The Marvel Cinematic Universe has become the biggest shared movie universe of all time. Each film and TV series connects to a bigger picture that’s unlike what we’ve seen from other franchises. Since Marvel movies have been ruling the box office for over a decade, it has heavily influenced the rest of Hollywood. More and more blockbusters have since adopted Marvel’s action-comedy formula and sense of humor. What’s been dubbed as “Marvel humor” has bled into just about every other major movie franchise, so much so that fans expect it whenever they go to the theater.
However, it’s become somewhat of a drawback of the acclaimed film series. The humor has worked extremely well for movies that are intended to be comedies, like Guardians of the Galaxy, and if it fits a particular scene or character, like with Iron Man’s sarcasm. There have been a large number of times, though, where the humor feels out of place despite the majority of MCU movies being action-comedies. Yucking it up during the destruction of Asgard or while hundreds of people are being slaughtered by Ultron’s robots isn’t exactly appropriate.
Marvel Studios used their often repetitive sense of humor to downplay their more emotional scenes, as if they’ve been too afraid to let their stories feel too dark. It’s almost as if they’re concerned their audience wouldn’t want to watch something too sad or serious, so they relied on their humor as a crutch.
As of late, though, Marvel has seemed to be much more willing to allow their movies and TV series to be more serious and have darker tones. This started with Avengers: Infinity War which led to a rather heartbreaking end after all the fun and fanservice. That feeling of heartbreak was solidified in Avengers: Endgame when we said goodbye to the likes of Iron Man and Captain America. They allowed these moments to have time for us to feel sad for these characters and feel how serious their situations are.

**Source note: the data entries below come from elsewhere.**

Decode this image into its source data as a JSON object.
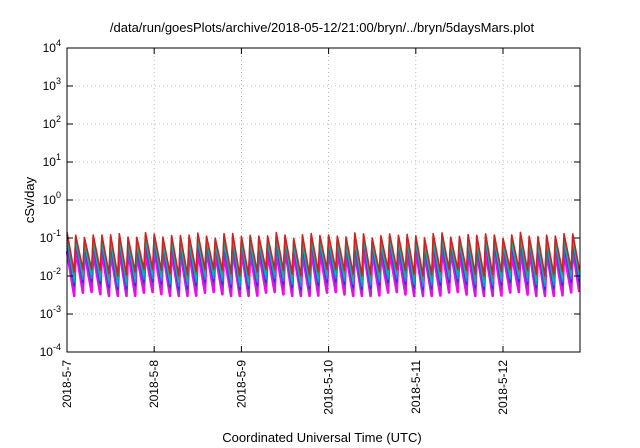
{
  "chart_data": {
    "type": "line",
    "title": "/data/run/goesPlots/archive/2018-05-12/21:00/bryn/../bryn/5daysMars.plot",
    "xlabel": "Coordinated Universal Time (UTC)",
    "ylabel": "cSv/day",
    "yscale": "log",
    "ylim": [
      0.0001,
      10000
    ],
    "xlim": [
      "2018-05-07",
      "2018-05-12 21:00"
    ],
    "grid": true,
    "y_ticks": [
      {
        "base": "10",
        "exp": "-4"
      },
      {
        "base": "10",
        "exp": "-3"
      },
      {
        "base": "10",
        "exp": "-2"
      },
      {
        "base": "10",
        "exp": "-1"
      },
      {
        "base": "10",
        "exp": "0"
      },
      {
        "base": "10",
        "exp": "1"
      },
      {
        "base": "10",
        "exp": "2"
      },
      {
        "base": "10",
        "exp": "3"
      },
      {
        "base": "10",
        "exp": "4"
      }
    ],
    "x_ticks": [
      "2018-5-7",
      "2018-5-8",
      "2018-5-9",
      "2018-5-10",
      "2018-5-11",
      "2018-5-12"
    ],
    "series_colors": [
      "#ff00ff",
      "#cc22cc",
      "#9933cc",
      "#3333cc",
      "#0099dd",
      "#00bbbb",
      "#22aa66",
      "#cc2222"
    ],
    "pattern": {
      "shape": "sawtooth",
      "cycles_per_day": 10,
      "peak_range": [
        0.03,
        0.15
      ],
      "trough_range": [
        0.003,
        0.015
      ]
    }
  }
}
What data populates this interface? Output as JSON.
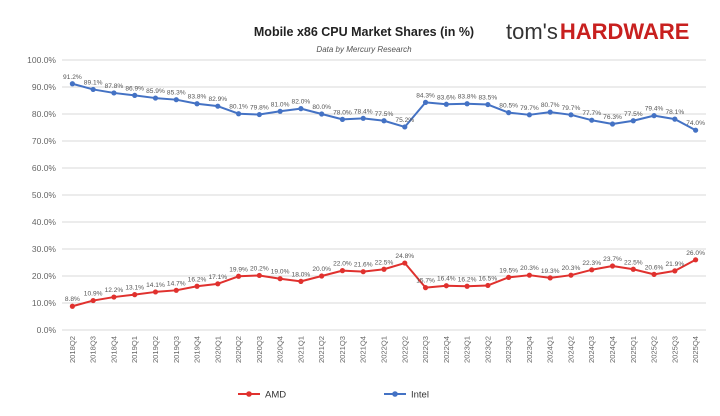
{
  "logo": {
    "part1": "tom's",
    "part2": "HARDWARE"
  },
  "chart_data": {
    "type": "line",
    "title": "Mobile x86 CPU Market Shares (in %)",
    "subtitle": "Data by Mercury Research",
    "xlabel": "",
    "ylabel": "",
    "ylim": [
      0,
      100
    ],
    "yticks": [
      "0.0%",
      "10.0%",
      "20.0%",
      "30.0%",
      "40.0%",
      "50.0%",
      "60.0%",
      "70.0%",
      "80.0%",
      "90.0%",
      "100.0%"
    ],
    "grid": true,
    "legend": "bottom",
    "categories": [
      "2018Q2",
      "2018Q3",
      "2018Q4",
      "2019Q1",
      "2019Q2",
      "2019Q3",
      "2019Q4",
      "2020Q1",
      "2020Q2",
      "2020Q3",
      "2020Q4",
      "2021Q1",
      "2021Q2",
      "2021Q3",
      "2021Q4",
      "2022Q1",
      "2022Q2",
      "2022Q3",
      "2022Q4",
      "2023Q1",
      "2023Q2",
      "2023Q3",
      "2023Q4",
      "2024Q1",
      "2024Q2",
      "2024Q3",
      "2024Q4",
      "2025Q1",
      "2025Q2",
      "2025Q3",
      "2025Q4"
    ],
    "series": [
      {
        "name": "AMD",
        "color": "#e0312e",
        "values": [
          8.8,
          10.9,
          12.2,
          13.1,
          14.1,
          14.7,
          16.2,
          17.1,
          19.9,
          20.2,
          19.0,
          18.0,
          20.0,
          22.0,
          21.6,
          22.5,
          24.8,
          15.7,
          16.4,
          16.2,
          16.5,
          19.5,
          20.3,
          19.3,
          20.3,
          22.3,
          23.7,
          22.5,
          20.6,
          21.9,
          26.0
        ],
        "labels": [
          "8.8%",
          "10.9%",
          "12.2%",
          "13.1%",
          "14.1%",
          "14.7%",
          "16.2%",
          "17.1%",
          "19.9%",
          "20.2%",
          "19.0%",
          "18.0%",
          "20.0%",
          "22.0%",
          "21.6%",
          "22.5%",
          "24.8%",
          "15.7%",
          "16.4%",
          "16.2%",
          "16.5%",
          "19.5%",
          "20.3%",
          "19.3%",
          "20.3%",
          "22.3%",
          "23.7%",
          "22.5%",
          "20.6%",
          "21.9%",
          "26.0%"
        ]
      },
      {
        "name": "Intel",
        "color": "#4472c4",
        "values": [
          91.2,
          89.1,
          87.8,
          86.9,
          85.9,
          85.3,
          83.8,
          82.9,
          80.1,
          79.8,
          81.0,
          82.0,
          80.0,
          78.0,
          78.4,
          77.5,
          75.2,
          84.3,
          83.6,
          83.8,
          83.5,
          80.5,
          79.7,
          80.7,
          79.7,
          77.7,
          76.3,
          77.5,
          79.4,
          78.1,
          74.0
        ],
        "labels": [
          "91.2%",
          "89.1%",
          "87.8%",
          "86.9%",
          "85.9%",
          "85.3%",
          "83.8%",
          "82.9%",
          "80.1%",
          "79.8%",
          "81.0%",
          "82.0%",
          "80.0%",
          "78.0%",
          "78.4%",
          "77.5%",
          "75.2%",
          "84.3%",
          "83.6%",
          "83.8%",
          "83.5%",
          "80.5%",
          "79.7%",
          "80.7%",
          "79.7%",
          "77.7%",
          "76.3%",
          "77.5%",
          "79.4%",
          "78.1%",
          "74.0%"
        ]
      }
    ]
  }
}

Even more recently, Spider-Man: No Way Home provided fans with some of the Marvel Cinematic Universe’s most emotional moments and ended on a rather somber note. This film’s praise and success proves that Marvel Studios had nothing to fear when it came to using darker tones for their stories. It was sad, serious, and dark, but it still felt like it belonged with the rest of the MCU. Fans and critics alike loved the bold lengths the filmmakers were willing to go for it.
Not only did Spider-Man: No Way Home showcase some sadder moments and darker tones, but there’s even a scene where Charlie Cox’s Matt Murdock a.k.a Daredevil shows up. Vincent D’Onofrio also reprises his Daredevil role as Wilson Fisk a.k.a Kingpin in the Hawkeye Disney+ series. This is the first time the larger MCU has acknowledged the Netflix Marvel series. This is huge because, even though we already knew that these series were canon to the MCU, it’s nice to finally have more of a confirmation of that. It also confirms that the MCU has contained these stories that are much grittier than what comes to mind when we think about the MCU.
The upcoming Disney+ TV series, Moon Knight, looks incredibly dark. It matches the Netflix series like Daredevil and The Punisher more than it does The Avengers. It was also recently announced that those Marvel shows will be leaving Netflix soon, which might mean they’ll eventually end up on Disney+ with the rest of the Marvel media. More and more it seems that Marvel is finally embracing darker tones where they work best.
With how annoyingly repetitive some of Marvel humor can be, and with how frequently it feels inappropriately-timed, it’s genuinely exciting that the MCU may now be willing to go darker. It will also open the door for different kinds of stories we have yet to see in the expansive film and TV franchise. Who knows what they’ll do next with this newfound acceptance of more serious tones?